Nation/World

Costco’s $1.50 hot dog deal has defied inflation. Fans say it isn’t what it used to be

costco-hotdog

Fans of Costco’s hot dog combo can rest assured that the price won’t increase anytime soon, as CEO Craig Jelinek told CNBC on Monday.

As food costs skyrocket and inflation hits record highs, even for wholesalers, Costco will hold steady on its iconic dog-and-drink deal. The combo has cost $1.50 since it first arrived in food courts in 1985, even though the Bureau of Labor Statistics’ inflation calculator says it’s worth more than $4 today.

Jelinek once suggested raising the price, but in a now-legendary exchange, co-founder Jim Sinegal shut him down quickly, allegedly responding with, “If you raise (the price of) the effing hot dog, I will kill you.” Instead of increasing prices, Costco switched from Hebrew National franks to making its own Kirkland Signature brand hot dogs at a plant in Los Angeles, Mental Floss reported.

But while the deal’s price tag has aged well, some loyalists question whether they’re still getting as good a deal as they once did. (There are many loyalists. In fiscal year 2019, the wholesaler sold 151 million combos, according to the Puget Sound Business Journal.)

Pat and Monty McCormick have been Costco members for 35 years. They’re frequent buyers of the hot dog-and-a-soda combo and have fond memories of bringing their children and grandchildren to the food court. But ever since the stores removed the sauerkraut and onions from the condiments bar, they don’t find themselves buying franks as often.

“Sometimes I don’t think stores realize how much the changes they make affect customers,” Pat McCormick said. “The store might think it’s just a little thing, but to the customer it can make a big difference.”

Earlier this week, dozens of Seattle Times readers shared their thoughts on the significance, or lack thereof, of the combo. “It’s a staple of my visits to Costco,” wrote one reader.
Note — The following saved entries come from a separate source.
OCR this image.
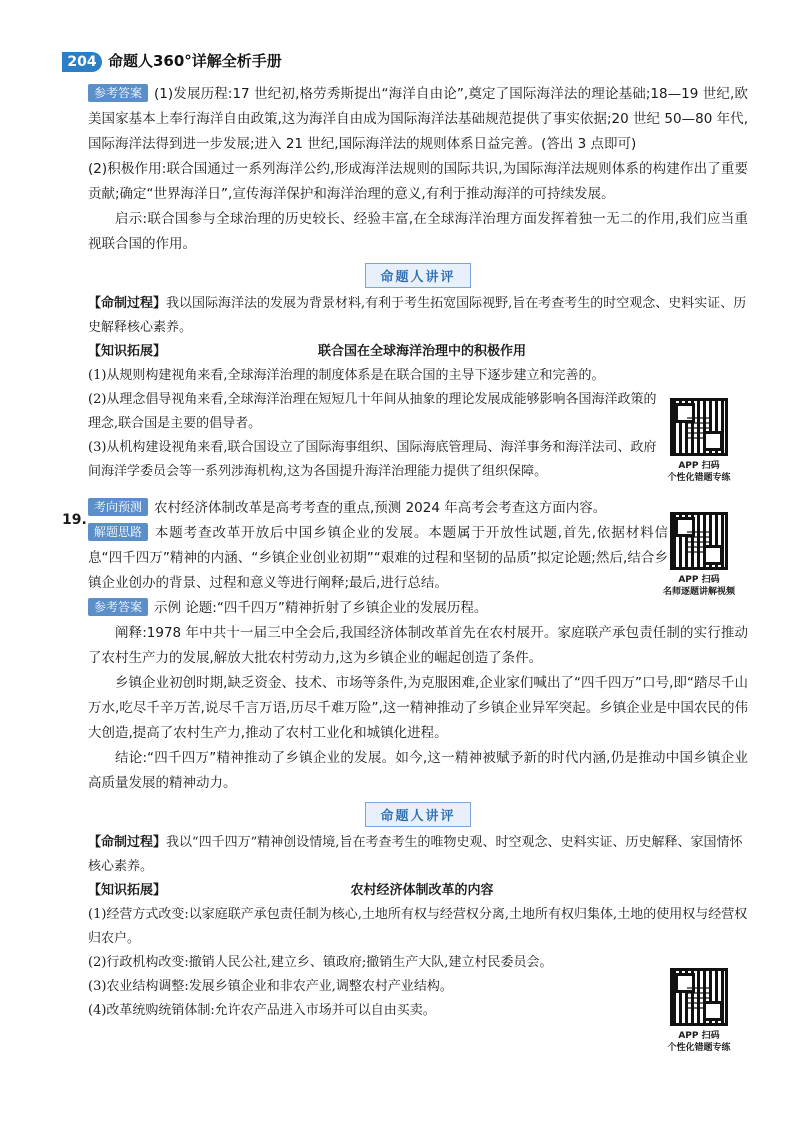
204 命题人360°详解全析手册

参考答案 (1)发展历程:17 世纪初,格劳秀斯提出“海洋自由论”,奠定了国际海洋法的理论基础;18—19 世纪,欧美国家基本上奉行海洋自由政策,这为海洋自由成为国际海洋法基础规范提供了事实依据;20 世纪 50—80 年代,国际海洋法得到进一步发展;进入 21 世纪,国际海洋法的规则体系日益完善。(答出 3 点即可)

(2)积极作用:联合国通过一系列海洋公约,形成海洋法规则的国际共识,为国际海洋法规则体系的构建作出了重要贡献;确定“世界海洋日”,宣传海洋保护和海洋治理的意义,有利于推动海洋的可持续发展。

启示:联合国参与全球治理的历史较长、经验丰富,在全球海洋治理方面发挥着独一无二的作用,我们应当重视联合国的作用。

命题人讲评

【命制过程】我以国际海洋法的发展为背景材料,有利于考生拓宽国际视野,旨在考查考生的时空观念、史料实证、历史解释核心素养。

【知识拓展】	联合国在全球海洋治理中的积极作用

(1)从规则构建视角来看,全球海洋治理的制度体系是在联合国的主导下逐步建立和完善的。

(2)从理念倡导视角来看,全球海洋治理在短短几十年间从抽象的理论发展成能够影响各国海洋政策的理念,联合国是主要的倡导者。

(3)从机构建设视角来看,联合国设立了国际海事组织、国际海底管理局、海洋事务和海洋法司、政府间海洋学委员会等一系列涉海机构,这为各国提升海洋治理能力提供了组织保障。

考向预测 农村经济体制改革是高考考查的重点,预测 2024 年高考会考查这方面内容。

解题思路 本题考查改革开放后中国乡镇企业的发展。本题属于开放性试题,首先,依据材料信息“四千四万”精神的内涵、“乡镇企业创业初期”“艰难的过程和坚韧的品质”拟定论题;然后,结合乡镇企业创办的背景、过程和意义等进行阐释;最后,进行总结。

参考答案 示例 论题:“四千四万”精神折射了乡镇企业的发展历程。

阐释:1978 年中共十一届三中全会后,我国经济体制改革首先在农村展开。家庭联产承包责任制的实行推动了农村生产力的发展,解放大批农村劳动力,这为乡镇企业的崛起创造了条件。

乡镇企业初创时期,缺乏资金、技术、市场等条件,为克服困难,企业家们喊出了“四千四万”口号,即“踏尽千山万水,吃尽千辛万苦,说尽千言万语,历尽千难万险”,这一精神推动了乡镇企业异军突起。乡镇企业是中国农民的伟大创造,提高了农村生产力,推动了农村工业化和城镇化进程。

结论:“四千四万”精神推动了乡镇企业的发展。如今,这一精神被赋予新的时代内涵,仍是推动中国乡镇企业高质量发展的精神动力。

命题人讲评

【命制过程】我以“四千四万”精神创设情境,旨在考查考生的唯物史观、时空观念、史料实证、历史解释、家国情怀核心素养。

【知识拓展】	农村经济体制改革的内容

(1)经营方式改变:以家庭联产承包责任制为核心,土地所有权与经营权分离,土地所有权归集体,土地的使用权与经营权归农户。

(2)行政机构改变:撤销人民公社,建立乡、镇政府;撤销生产大队,建立村民委员会。

(3)农业结构调整:发展乡镇企业和非农产业,调整农村产业结构。

(4)改革统购统销体制:允许农产品进入市场并可以自由买卖。

19.
APP 扫码
个性化错题专练
APP 扫码
名师逐题讲解视频
APP 扫码
个性化错题专练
Some people said they’d stop buying the hot dogs if the price increased. Others chimed in that it was a “heck of a deal” even at $2 or $3. One reader said it’s so good, he tells his friends to schedule their first dates at a Costco food court.

Several commenters lamented the loss of the Polish sausage — a Costco offering canceled back in 2018 to make room for healthier options on the menu. Some said they’d happily pay more to bring it back. The Polish dog with sauerkraut and onions was Monty McCormick’s go-to order.
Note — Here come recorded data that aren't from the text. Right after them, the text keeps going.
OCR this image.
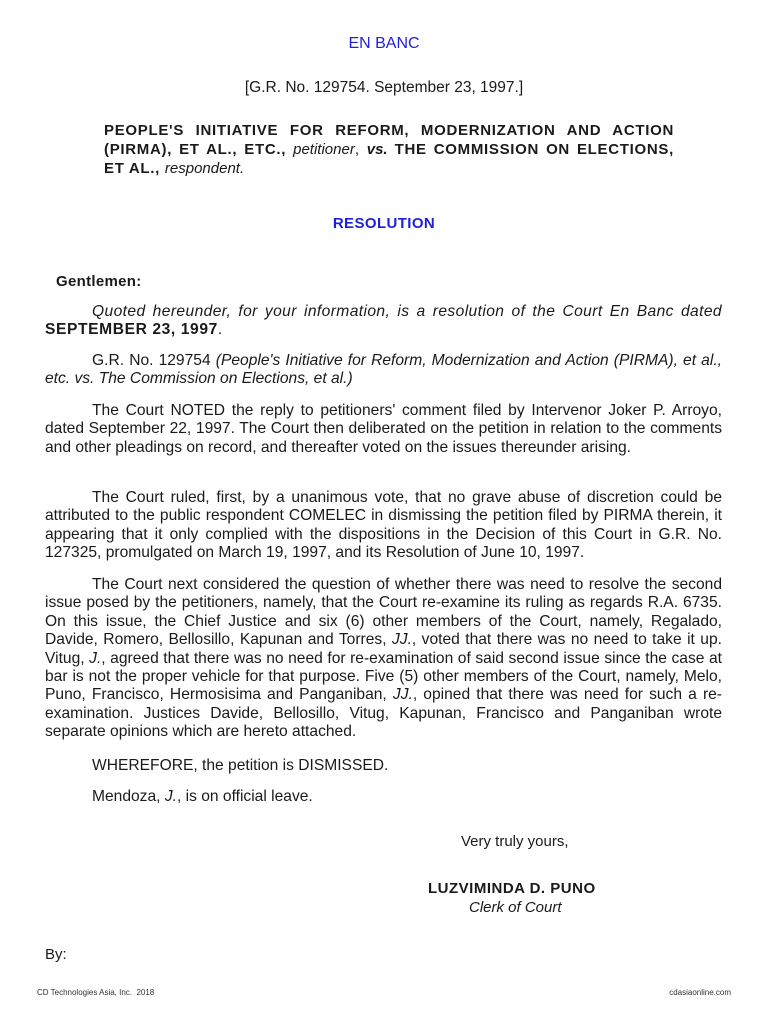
EN BANC
[G.R. No. 129754. September 23, 1997.]
PEOPLE'S INITIATIVE FOR REFORM, MODERNIZATION AND ACTION (PIRMA), ET AL., ETC., petitioner, vs. THE COMMISSION ON ELECTIONS, ET AL., respondent.
RESOLUTION
Gentlemen:

Quoted hereunder, for your information, is a resolution of the Court En Banc dated SEPTEMBER 23, 1997.

G.R. No. 129754 (People's Initiative for Reform, Modernization and Action (PIRMA), et al., etc. vs. The Commission on Elections, et al.)

The Court NOTED the reply to petitioners' comment filed by Intervenor Joker P. Arroyo, dated September 22, 1997. The Court then deliberated on the petition in relation to the comments and other pleadings on record, and thereafter voted on the issues thereunder arising.

The Court ruled, first, by a unanimous vote, that no grave abuse of discretion could be attributed to the public respondent COMELEC in dismissing the petition filed by PIRMA therein, it appearing that it only complied with the dispositions in the Decision of this Court in G.R. No. 127325, promulgated on March 19, 1997, and its Resolution of June 10, 1997.

The Court next considered the question of whether there was need to resolve the second issue posed by the petitioners, namely, that the Court re-examine its ruling as regards R.A. 6735. On this issue, the Chief Justice and six (6) other members of the Court, namely, Regalado, Davide, Romero, Bellosillo, Kapunan and Torres, JJ., voted that there was no need to take it up. Vitug, J., agreed that there was no need for re-examination of said second issue since the case at bar is not the proper vehicle for that purpose. Five (5) other members of the Court, namely, Melo, Puno, Francisco, Hermosisima and Panganiban, JJ., opined that there was need for such a re-examination. Justices Davide, Bellosillo, Vitug, Kapunan, Francisco and Panganiban wrote separate opinions which are hereto attached.

WHEREFORE, the petition is DISMISSED.

Mendoza, J., is on official leave.

Very truly yours,
LUZVIMINDA D. PUNO
Clerk of Court
By:
CD Technologies Asia, Inc.  2018	cdasiaonline.com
John Bartlett, general manager at the Costco in Seattle’s Sodo neighborhood, confirmed that starting during the COVID-19 pandemic, his store eliminated the onions and sauerkraut to “streamline” the condiment offerings. Bartlett couldn’t say for sure if it was a companywide change, and he didn’t know if cost played a role in eliminating the popular toppings.

The longer customers pay fixed prices for iconic products, like $1.50 for the hot dog combo or 5 cents for a bottle of Coca-Cola, the harder it is to change those prices without backlash, said Jeff Shulman, marketing professor at the University of Washington’s Foster School of Business. Since Costco shoppers know precisely how much a hot dog combo is worth, any increase in price would be highly noticeable and, in theory, give people the impression that Costco is becoming a more expensive place to shop.

However, a period of mass inflation provides the perfect opportunity to raise prices since the business could blame higher supply costs, Shulman said. That Costco chose to keep its price steady will only make it more difficult to adjust in the future.

“I can’t imagine if things continue as they are that it’ll still continue to be the best economic decision,” Shulman said. “Enjoy it while it lasts!”